Abu Dhabi-based petrochemical maker Borouge Pte Ltd. will more than triple the production of polyolefins, used for making plastics, to almost two million tonnes per year (tpy) in five years, the company said yesterday.

Borouge a joint-venture between Denmark-based petrochemicals group Borealis and Abu Dhabi National Oil Co will add 540,000-tpy of polyethylene and 800,000-tpy of polypropylene to the current complex, Chief Executive Hubert Puchner said.

The $1.2 billion petrochemical complex in Ruwais, Abu Dhabi, now has a capacity of 600,000-tpy of the feedstock ethylene and 600,000-tpy of polyethylene, after the company already expanded its polyethylene capacity in March this year from 450,000 tpy.

"We think polypropylene growth is quite robust, quite sustainable. Feedstock propylene may be a bit shorter than ethylene," Puchner told a news conference in Singapore.

HSBC is the financial adviser for the expansion project, Puchner said, but declined to elaborate on the size of investment.

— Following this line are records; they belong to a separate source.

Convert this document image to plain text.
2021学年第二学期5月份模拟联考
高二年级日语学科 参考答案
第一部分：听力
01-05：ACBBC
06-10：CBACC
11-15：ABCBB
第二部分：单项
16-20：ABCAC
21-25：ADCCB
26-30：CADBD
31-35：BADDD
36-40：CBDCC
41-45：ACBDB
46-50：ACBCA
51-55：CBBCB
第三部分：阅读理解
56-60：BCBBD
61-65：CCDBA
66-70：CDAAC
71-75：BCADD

He said the expansion would boost the company's leading position in supplying polyolefins especially for making pipes, wires and cables in the Middle East and Asia Pacific, where demand is projected to grow more than 5 percent a year.

Borouge estimates its total revenue this year at $800 million from $700 million in 2004.

Puchner said that demand growth for light oil product naphtha in the Middle East was expected to ease as petrochemical makers turn to using more ethane from natural gas, which is more accessible, as an alternative feedstock for ethylene.

"Naphtha is still growing in demand here. But more and more the share in the petrochemical industry from the feedstock point of the view will grow in the gas front," he said.

Middle East and Africa account for 35 per cent of Borouge's total sales while Northeast Asia, led by China is the second-biggest market, accounting for 30 per cent.

Borealis is the world's sixth-largest maker of polyolefins, grouping polyethylene and polypropylene the basic building blocks for plastics. Borealis is an unlisted firm 65 per cent-owned by Abu Dhabi's International Petroleum Investment Co. (IPIC) and 35 percent by Austrian oil firm OMV.